A. 個人差はありますが、まずは「今日はここまでやりきる」という自分なりの目標を決めることが大切です。無理のない範囲から始めて、少しずつ量やバリエーションを増やしていくとよいでしょう。
Q. 1人で練習する場合、ノックの代わりに何をすればいいですか?
A. 壁当てやトスマシンなどを使って、できる範囲でさまざまな打球パターンを再現する工夫がおすすめです。自主練用具についてもこちらの記事で紹介しているので、参考にしてみてください。
Q. 走り込みはどれくらいの頻度で取り組めばいいですか?
A. チームの練習計画にもよりますが、週に数回、無理のない範囲で継続することをおすすめします。急激に負荷を上げるとケガのリスクもあるため、少しずつ強度を上げていくとよいでしょう。
Q. 冬にたくさん練習すると、シーズン中に疲れが残りませんか?
A. 冬の間にしっかり体を作っておくことで、シーズン中の疲労耐性はむしろ高まると感じています。ただし、休養日を適切に設けることも忘れないようにしてください。

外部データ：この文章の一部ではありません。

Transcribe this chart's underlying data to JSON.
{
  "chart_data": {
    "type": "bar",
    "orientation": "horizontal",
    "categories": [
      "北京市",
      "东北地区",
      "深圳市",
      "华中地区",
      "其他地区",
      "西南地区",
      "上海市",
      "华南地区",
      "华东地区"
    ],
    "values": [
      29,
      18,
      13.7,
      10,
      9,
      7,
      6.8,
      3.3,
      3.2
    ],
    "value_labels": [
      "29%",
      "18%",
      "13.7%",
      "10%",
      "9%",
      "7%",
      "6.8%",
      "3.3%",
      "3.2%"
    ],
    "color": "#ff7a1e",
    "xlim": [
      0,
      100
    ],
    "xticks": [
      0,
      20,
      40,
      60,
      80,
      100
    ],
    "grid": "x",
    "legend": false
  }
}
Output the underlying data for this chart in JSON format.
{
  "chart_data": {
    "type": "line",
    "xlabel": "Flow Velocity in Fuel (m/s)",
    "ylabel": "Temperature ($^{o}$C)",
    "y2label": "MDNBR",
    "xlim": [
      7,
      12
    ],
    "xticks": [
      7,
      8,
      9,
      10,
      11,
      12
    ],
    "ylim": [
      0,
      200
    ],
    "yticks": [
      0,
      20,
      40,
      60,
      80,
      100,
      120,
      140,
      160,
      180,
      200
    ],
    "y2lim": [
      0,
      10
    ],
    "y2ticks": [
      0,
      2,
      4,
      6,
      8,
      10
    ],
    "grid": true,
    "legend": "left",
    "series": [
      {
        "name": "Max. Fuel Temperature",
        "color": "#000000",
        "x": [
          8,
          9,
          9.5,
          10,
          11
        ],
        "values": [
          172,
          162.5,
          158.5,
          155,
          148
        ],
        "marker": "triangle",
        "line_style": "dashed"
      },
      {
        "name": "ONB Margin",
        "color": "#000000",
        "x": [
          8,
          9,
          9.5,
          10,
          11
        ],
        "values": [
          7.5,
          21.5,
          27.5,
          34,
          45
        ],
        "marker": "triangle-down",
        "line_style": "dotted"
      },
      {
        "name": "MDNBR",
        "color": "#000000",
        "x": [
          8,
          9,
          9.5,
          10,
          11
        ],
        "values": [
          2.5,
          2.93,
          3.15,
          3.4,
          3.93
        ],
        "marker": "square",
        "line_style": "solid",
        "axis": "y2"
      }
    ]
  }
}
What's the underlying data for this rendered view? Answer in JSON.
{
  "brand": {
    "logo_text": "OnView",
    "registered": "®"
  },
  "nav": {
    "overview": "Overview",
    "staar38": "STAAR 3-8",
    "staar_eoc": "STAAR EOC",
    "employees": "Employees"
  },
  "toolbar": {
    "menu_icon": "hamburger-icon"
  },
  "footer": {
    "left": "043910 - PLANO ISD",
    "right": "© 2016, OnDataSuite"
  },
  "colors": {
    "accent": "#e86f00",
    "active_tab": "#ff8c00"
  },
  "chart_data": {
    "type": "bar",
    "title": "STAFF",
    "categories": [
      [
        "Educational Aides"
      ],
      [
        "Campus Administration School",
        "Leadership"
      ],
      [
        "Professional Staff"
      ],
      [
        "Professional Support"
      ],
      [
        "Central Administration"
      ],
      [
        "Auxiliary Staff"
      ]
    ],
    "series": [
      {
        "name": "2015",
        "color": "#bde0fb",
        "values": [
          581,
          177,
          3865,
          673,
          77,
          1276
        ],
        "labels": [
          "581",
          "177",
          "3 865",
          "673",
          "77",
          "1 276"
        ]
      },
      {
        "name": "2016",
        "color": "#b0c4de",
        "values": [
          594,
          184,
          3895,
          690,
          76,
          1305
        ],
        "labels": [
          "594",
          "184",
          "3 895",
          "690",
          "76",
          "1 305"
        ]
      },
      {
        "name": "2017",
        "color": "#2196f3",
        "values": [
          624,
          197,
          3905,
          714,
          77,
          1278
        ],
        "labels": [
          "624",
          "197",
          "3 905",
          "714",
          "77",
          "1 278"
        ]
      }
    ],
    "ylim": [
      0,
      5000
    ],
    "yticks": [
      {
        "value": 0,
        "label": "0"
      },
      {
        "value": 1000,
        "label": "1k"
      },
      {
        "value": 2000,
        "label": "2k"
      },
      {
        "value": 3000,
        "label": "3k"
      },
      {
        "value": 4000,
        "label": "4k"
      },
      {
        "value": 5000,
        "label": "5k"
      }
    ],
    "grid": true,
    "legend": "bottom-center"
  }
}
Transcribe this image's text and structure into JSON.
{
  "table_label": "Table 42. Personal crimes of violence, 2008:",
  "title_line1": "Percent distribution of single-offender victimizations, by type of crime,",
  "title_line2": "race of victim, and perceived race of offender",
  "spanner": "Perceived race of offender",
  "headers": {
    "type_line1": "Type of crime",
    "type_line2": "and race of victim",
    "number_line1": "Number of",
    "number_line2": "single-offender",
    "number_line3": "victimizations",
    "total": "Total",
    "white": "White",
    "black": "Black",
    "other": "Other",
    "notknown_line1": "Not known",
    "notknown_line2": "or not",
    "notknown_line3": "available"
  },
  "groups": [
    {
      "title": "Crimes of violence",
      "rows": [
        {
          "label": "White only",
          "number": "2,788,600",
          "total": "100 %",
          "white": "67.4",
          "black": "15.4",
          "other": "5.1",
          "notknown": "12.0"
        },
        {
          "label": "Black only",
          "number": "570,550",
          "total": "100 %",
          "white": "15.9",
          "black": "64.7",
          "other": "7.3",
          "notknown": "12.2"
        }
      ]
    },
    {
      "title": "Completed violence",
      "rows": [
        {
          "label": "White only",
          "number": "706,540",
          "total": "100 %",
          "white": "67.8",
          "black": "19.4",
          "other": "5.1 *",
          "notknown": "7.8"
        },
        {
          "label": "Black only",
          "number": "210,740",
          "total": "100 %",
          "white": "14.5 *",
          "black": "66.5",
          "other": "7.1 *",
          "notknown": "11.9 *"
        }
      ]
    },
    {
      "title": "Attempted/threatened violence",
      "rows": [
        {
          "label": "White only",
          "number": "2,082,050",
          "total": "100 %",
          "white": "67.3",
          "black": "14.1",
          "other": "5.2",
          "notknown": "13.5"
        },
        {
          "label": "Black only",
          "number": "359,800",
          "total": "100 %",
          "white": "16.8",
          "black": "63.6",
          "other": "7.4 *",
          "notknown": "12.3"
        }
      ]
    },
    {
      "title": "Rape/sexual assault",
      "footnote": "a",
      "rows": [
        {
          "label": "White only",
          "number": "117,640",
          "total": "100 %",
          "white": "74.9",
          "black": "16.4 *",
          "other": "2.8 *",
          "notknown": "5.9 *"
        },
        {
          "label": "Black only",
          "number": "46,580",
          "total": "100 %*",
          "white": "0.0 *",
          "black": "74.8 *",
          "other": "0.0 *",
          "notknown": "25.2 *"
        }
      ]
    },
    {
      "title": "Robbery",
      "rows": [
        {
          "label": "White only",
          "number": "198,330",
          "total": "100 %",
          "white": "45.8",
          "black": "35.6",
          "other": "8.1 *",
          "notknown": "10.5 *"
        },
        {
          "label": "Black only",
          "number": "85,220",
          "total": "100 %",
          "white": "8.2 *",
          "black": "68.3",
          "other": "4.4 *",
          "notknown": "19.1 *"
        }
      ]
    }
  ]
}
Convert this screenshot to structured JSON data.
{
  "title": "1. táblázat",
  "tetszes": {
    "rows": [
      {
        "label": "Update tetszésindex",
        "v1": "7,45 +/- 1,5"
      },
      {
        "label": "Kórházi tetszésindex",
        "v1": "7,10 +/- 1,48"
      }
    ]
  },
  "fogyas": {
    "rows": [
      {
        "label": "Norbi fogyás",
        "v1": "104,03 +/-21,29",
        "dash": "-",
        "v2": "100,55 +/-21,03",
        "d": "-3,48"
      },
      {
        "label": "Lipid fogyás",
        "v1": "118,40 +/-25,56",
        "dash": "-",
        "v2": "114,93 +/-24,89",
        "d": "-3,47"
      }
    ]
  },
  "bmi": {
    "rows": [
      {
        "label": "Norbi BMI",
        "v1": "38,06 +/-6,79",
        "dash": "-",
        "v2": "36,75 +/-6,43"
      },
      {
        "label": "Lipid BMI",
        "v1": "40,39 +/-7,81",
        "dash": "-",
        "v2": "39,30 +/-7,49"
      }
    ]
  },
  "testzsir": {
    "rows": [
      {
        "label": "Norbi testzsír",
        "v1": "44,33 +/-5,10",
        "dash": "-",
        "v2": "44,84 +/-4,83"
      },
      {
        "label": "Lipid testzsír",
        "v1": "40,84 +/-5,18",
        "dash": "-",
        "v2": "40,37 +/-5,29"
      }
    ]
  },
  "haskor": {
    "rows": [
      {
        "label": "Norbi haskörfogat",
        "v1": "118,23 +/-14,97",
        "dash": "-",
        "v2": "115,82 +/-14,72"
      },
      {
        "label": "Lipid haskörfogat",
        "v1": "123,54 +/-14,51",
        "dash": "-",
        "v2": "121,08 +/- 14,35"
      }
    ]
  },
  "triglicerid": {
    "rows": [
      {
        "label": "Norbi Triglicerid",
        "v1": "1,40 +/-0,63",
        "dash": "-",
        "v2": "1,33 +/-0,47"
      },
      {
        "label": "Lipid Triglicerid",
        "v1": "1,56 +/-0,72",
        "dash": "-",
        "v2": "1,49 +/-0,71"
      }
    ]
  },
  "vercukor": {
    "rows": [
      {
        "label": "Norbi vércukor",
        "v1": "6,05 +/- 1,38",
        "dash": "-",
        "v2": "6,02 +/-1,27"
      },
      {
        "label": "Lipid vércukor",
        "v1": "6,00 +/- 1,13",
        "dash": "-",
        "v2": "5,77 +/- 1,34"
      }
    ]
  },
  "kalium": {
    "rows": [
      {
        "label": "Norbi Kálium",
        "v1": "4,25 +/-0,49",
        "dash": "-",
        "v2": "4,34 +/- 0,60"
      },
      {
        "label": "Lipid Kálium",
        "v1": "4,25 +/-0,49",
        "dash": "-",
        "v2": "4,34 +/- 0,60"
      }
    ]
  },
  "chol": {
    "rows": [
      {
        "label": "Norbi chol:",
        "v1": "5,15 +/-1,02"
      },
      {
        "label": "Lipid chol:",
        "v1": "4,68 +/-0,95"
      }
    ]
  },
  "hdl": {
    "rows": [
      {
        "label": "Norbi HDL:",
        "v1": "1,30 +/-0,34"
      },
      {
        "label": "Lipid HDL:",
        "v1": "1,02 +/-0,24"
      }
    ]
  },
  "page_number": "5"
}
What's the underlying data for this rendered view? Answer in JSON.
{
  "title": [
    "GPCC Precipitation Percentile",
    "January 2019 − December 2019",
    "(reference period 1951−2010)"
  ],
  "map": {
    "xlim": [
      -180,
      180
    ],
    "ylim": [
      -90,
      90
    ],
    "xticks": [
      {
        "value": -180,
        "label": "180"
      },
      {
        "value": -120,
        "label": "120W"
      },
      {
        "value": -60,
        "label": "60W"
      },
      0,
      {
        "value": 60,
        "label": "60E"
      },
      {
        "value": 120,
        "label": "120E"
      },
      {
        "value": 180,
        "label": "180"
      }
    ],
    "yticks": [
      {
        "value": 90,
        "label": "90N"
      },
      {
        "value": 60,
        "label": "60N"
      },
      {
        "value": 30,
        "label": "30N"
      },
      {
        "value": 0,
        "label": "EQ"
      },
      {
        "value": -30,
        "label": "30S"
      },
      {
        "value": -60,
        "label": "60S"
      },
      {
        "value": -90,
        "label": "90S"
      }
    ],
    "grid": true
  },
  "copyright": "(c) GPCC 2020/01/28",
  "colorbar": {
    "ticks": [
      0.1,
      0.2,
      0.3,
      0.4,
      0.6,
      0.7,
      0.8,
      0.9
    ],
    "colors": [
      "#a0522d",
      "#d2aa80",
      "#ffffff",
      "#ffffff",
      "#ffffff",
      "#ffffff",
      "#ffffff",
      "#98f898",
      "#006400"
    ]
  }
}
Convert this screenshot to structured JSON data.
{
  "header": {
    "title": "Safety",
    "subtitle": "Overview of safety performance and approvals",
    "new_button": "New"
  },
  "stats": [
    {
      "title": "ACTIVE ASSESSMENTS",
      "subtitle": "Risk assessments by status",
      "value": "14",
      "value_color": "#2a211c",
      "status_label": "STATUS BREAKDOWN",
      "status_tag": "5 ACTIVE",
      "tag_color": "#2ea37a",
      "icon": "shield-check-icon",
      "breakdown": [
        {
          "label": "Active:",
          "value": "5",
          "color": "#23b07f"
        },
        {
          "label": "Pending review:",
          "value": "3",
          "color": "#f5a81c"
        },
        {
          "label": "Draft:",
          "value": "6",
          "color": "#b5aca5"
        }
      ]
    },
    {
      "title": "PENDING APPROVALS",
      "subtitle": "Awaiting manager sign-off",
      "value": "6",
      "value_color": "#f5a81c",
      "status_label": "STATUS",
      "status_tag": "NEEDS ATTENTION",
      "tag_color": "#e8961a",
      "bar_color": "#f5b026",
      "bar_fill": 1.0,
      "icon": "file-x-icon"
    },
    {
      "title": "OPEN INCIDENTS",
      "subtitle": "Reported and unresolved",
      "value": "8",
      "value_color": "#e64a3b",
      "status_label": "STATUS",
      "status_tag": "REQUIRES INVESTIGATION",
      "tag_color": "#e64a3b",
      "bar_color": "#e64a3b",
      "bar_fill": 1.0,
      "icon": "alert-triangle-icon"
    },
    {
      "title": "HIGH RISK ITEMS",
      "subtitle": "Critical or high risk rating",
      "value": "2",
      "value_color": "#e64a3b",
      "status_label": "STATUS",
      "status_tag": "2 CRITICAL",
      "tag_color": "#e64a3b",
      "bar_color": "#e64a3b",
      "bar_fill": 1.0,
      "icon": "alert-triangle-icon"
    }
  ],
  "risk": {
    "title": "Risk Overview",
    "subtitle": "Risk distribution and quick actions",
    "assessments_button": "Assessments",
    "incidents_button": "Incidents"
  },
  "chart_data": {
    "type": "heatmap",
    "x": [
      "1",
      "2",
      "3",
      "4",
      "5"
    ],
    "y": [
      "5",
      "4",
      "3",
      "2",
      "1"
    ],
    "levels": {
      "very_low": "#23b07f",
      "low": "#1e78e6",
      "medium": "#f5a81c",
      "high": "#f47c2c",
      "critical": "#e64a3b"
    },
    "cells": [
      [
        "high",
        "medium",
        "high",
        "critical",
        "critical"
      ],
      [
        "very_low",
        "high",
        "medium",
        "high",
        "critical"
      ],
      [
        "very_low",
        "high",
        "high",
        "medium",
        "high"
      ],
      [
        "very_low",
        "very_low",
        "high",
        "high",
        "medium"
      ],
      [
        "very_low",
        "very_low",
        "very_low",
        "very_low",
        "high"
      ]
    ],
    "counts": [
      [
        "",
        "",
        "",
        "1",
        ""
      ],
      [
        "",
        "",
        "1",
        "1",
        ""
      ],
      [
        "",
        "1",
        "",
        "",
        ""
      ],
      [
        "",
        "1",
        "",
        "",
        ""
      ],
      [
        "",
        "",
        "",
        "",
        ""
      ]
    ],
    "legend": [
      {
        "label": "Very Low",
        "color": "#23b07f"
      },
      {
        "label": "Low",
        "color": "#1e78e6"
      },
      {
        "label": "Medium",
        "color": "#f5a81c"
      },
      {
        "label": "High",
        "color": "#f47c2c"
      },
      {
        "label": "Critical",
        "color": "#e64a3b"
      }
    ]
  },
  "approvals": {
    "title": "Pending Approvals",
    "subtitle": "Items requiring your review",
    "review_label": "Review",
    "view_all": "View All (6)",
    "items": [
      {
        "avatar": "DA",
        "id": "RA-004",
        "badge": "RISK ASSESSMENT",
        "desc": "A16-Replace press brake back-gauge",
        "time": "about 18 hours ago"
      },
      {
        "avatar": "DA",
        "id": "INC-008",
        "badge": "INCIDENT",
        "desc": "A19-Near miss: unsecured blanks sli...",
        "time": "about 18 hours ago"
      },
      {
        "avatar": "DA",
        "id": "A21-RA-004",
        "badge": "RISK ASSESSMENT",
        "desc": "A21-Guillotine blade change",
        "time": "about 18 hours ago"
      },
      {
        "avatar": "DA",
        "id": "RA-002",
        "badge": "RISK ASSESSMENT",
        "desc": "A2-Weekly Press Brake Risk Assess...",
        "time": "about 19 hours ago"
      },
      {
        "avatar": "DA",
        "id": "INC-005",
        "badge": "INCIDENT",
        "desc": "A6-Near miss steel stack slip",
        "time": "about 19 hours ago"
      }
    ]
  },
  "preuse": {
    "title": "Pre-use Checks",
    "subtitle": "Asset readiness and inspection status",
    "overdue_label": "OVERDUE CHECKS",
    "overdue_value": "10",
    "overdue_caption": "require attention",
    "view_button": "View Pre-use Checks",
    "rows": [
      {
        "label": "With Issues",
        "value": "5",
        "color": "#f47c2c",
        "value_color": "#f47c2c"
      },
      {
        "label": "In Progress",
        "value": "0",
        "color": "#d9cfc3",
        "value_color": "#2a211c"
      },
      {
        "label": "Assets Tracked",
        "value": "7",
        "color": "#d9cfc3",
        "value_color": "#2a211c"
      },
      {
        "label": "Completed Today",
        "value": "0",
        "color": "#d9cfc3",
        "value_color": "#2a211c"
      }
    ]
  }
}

Q. 体幹トレーニングと走り込み、どちらを優先すべきですか?
A. どちらか一方を優先するというより、両方を組み合わせることをおすすめします。体幹は不安定な体勢での安定感を、走り込みは足腰の持久力と姿勢保持の力を、それぞれ別の角度から支えてくれます。
Q. 冬のトレーニングでモチベーションを保つコツはありますか?
A. ノックを受けた本数や走り込みの回数を簡単に記録しておくと、積み重ねが目に見える形になり、継続のモチベーションにつながります。小さな達成感を積み重ねていくことを意識してみてください。
Q. 冬の間、グローブのケアで気をつけることはありますか?
A. 冬は空気が乾燥しやすく、グローブの革も乾燥・型崩れしやすい時期です。トレーニングの合間に、グローブの状態にも目を向けてあげてください。詳しくはこちらの記事で解説しています。
Q. 長距離走とダッシュ系のトレーニング、冬のうちにどちらを優先すべきですか?
A. 冬の前半は持久力をつける長距離系、後半は瞬発力を意識したダッシュ系というように、期間の中で段階的に切り替えていくとバランスよく鍛えられます。